When Patrícia Medici, 47, was studying forest engineering at the University of São Paulo’s Luiz de Queiroz School of Agriculture (ESALQ-USP) in the early 1990s, the Brazilian tapir was listed as an endangered species by the International Union for Conservation of Nature (IUCN), a Swiss-based organization founded in 1948 to examine the impact of human activity on nature, which today supports scientific research and manages environmental conservation projects.
“At that time, the tapir was the subject of very little research. There was no information on their biological characteristics or habits, for example,” recalls Medici. Born in São Caetano do Sul, Greater São Paulo, the scientist began focusing on conservation in 1992. Under the tutorship of researchers Cláudio Pádua and Suzana Pádua, and with seven other students from various institutions, she cofounded the Ecological Research Institute (IPÊ) with the aim of saving endangered species. “We started by studying the black lion tamarin, which was also on the IUCN list,” she remembers.

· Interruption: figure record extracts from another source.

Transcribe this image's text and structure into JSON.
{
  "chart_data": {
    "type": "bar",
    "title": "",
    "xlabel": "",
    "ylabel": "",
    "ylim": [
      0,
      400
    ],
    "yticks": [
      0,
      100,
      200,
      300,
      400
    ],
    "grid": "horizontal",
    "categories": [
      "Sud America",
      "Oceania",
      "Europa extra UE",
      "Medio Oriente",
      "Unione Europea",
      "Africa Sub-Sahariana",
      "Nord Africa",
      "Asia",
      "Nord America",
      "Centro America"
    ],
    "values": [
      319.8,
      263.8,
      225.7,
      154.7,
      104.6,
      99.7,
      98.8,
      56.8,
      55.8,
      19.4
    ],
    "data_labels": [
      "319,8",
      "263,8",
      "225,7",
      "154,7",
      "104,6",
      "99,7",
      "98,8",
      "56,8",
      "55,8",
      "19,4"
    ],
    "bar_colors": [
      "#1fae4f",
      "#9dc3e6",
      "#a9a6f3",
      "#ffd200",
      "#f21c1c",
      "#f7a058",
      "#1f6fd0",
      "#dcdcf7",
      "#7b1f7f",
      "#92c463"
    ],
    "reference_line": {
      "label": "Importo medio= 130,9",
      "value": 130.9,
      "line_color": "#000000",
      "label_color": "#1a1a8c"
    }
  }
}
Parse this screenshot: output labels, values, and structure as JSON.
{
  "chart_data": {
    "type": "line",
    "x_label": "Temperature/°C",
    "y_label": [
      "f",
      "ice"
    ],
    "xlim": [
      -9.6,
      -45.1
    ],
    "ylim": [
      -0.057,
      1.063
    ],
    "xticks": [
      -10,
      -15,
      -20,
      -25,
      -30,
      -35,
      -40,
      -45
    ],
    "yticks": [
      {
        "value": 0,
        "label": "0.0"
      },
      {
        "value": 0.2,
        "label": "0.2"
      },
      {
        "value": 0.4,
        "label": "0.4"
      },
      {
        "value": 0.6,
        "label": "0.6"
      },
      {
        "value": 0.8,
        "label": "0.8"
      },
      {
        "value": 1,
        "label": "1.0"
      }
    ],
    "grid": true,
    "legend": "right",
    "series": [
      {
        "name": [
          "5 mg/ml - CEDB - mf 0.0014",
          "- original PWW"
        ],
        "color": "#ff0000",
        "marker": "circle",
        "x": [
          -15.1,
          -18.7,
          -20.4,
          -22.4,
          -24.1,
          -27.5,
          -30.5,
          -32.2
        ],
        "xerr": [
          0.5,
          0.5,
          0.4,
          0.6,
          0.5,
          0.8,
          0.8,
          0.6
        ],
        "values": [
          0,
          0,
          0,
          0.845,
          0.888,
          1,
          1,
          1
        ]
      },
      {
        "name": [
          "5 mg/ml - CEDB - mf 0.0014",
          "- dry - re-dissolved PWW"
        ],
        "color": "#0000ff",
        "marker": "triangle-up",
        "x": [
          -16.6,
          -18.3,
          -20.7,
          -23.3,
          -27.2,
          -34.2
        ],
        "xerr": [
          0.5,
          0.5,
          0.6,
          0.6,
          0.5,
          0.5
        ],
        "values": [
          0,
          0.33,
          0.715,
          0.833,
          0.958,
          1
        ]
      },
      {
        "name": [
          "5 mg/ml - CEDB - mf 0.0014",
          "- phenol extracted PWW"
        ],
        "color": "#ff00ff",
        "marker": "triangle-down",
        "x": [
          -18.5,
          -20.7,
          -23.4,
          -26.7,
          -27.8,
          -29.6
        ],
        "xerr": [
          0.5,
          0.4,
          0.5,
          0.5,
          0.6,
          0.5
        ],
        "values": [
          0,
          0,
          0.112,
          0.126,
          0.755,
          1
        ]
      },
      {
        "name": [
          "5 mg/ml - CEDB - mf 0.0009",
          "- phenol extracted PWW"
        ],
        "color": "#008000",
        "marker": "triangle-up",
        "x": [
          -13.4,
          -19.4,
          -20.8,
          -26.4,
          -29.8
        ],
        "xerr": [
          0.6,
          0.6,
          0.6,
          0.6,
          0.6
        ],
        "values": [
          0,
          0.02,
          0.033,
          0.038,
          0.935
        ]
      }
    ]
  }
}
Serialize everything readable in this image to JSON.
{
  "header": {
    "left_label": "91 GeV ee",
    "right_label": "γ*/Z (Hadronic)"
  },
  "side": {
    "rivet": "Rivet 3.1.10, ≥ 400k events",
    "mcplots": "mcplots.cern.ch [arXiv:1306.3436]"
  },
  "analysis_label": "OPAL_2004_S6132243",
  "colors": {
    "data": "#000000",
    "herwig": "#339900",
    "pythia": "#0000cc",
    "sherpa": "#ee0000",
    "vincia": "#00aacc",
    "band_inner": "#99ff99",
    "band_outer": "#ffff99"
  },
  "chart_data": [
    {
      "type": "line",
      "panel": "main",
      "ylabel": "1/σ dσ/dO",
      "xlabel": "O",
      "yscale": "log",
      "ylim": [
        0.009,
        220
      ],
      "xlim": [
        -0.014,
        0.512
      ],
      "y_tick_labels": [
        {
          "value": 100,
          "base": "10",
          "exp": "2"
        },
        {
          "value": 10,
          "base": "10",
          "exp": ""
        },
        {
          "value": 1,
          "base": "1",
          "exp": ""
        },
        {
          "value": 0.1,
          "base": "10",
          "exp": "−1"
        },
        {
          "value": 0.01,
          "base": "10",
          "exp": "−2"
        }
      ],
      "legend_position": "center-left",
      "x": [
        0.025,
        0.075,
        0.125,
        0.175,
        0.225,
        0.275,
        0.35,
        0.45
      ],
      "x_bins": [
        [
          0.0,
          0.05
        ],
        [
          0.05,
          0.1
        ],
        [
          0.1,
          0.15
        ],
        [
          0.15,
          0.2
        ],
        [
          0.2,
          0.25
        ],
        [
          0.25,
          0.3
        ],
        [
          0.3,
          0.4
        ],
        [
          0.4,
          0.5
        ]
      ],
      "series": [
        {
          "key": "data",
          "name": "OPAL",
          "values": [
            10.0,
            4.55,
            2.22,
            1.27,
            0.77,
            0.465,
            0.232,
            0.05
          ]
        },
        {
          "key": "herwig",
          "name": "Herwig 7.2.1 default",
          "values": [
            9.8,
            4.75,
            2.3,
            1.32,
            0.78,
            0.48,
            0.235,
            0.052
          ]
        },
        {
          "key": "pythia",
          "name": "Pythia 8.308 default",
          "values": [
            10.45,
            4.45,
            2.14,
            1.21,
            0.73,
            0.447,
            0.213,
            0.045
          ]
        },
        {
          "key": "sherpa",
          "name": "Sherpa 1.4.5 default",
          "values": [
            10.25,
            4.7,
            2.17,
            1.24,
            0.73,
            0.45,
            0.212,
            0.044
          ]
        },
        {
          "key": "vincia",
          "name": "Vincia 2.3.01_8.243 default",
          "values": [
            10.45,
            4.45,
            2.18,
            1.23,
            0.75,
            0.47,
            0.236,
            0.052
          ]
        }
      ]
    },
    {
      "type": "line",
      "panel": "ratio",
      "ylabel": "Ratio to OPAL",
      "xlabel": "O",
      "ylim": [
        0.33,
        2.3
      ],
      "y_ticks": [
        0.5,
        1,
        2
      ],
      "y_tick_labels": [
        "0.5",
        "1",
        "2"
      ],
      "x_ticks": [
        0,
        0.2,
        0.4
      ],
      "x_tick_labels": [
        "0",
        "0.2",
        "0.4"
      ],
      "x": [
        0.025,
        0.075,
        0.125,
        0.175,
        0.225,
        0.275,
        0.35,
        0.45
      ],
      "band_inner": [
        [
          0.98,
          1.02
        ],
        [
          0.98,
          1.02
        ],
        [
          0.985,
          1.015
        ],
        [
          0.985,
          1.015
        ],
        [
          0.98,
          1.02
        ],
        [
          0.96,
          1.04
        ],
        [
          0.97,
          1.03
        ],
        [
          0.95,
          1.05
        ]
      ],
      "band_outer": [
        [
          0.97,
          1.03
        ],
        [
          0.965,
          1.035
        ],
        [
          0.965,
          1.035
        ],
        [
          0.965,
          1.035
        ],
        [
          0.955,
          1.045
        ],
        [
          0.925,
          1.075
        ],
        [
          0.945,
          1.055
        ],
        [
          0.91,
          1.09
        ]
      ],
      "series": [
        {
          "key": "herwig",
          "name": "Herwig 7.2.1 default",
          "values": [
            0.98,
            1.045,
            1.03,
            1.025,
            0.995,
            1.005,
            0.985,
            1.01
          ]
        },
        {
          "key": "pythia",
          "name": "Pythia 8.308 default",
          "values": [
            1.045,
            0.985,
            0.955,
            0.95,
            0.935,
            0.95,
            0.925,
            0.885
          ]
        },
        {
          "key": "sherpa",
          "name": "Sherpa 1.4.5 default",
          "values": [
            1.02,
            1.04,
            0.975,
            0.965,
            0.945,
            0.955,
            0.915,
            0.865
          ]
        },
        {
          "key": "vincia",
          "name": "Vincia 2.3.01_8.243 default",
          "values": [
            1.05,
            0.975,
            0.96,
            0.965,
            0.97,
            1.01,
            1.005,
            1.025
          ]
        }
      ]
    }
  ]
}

Prior to researching the tapir for her PhD, which she completed in 2010 at the University of Kent, UK, Medici spent five years observing the mammal at Morro do Diabo State Park in the west of the state of São Paulo. “At the beginning, we didn’t even know how to capture and anaesthetize them,” she recalls.
The tapir is an herbivore and roughly half of its diet is fruit, which it swallows almost whole, allowing the seeds to pass almost intact through its digestive tract. At the end of the process, the seeds are ready to germinate. “Forests without tapirs are generally less diverse. That’s why they are known as gardeners of the forest,” she says. Another distinct feature of these large, robust mammals is that they can cover great distances within their habitat, traveling as far as 15 kilometers in a single day.
Consisting of four different species, tapirs are found in 23 countries across South America, Central America, and Asia. The Brazilian tapir, the largest land mammal in South America, inhabits four of the country’s biomes: the Cerrado, the Atlantic Forest, the Amazon, and the Pantanal. Except for the Pantanal, where there is virtually no risk to the tapir’s survival, it is suffering in the other regions due to hunting, pesticide contamination near agricultural areas, isolation in fragmented forests with little diversity, and collisions with road vehicles.
Since the year 2000, Medici has chaired the Tapir Specialist Group of the IUCN Species Survival Commission, a network of 130 conservationists from around the world. Although she has not yet been able to help remove the tapir from the endangered species list, more than two decades devoted to their study and conservation have earned the researcher nine awards. The most recent, presented in Washington DC in June, was the Buffett Award for Leadership in Conservation. Awarded annually by the National Geographic Society to scientists from Africa and South America, the honor recognizes commitment to wildlife conservation and includes a donation of US$25,000 to each of the winning projects. “I saw the award as an opportunity to publicize our preservation work, which can serve as a model to be adopted by other countries,” she says.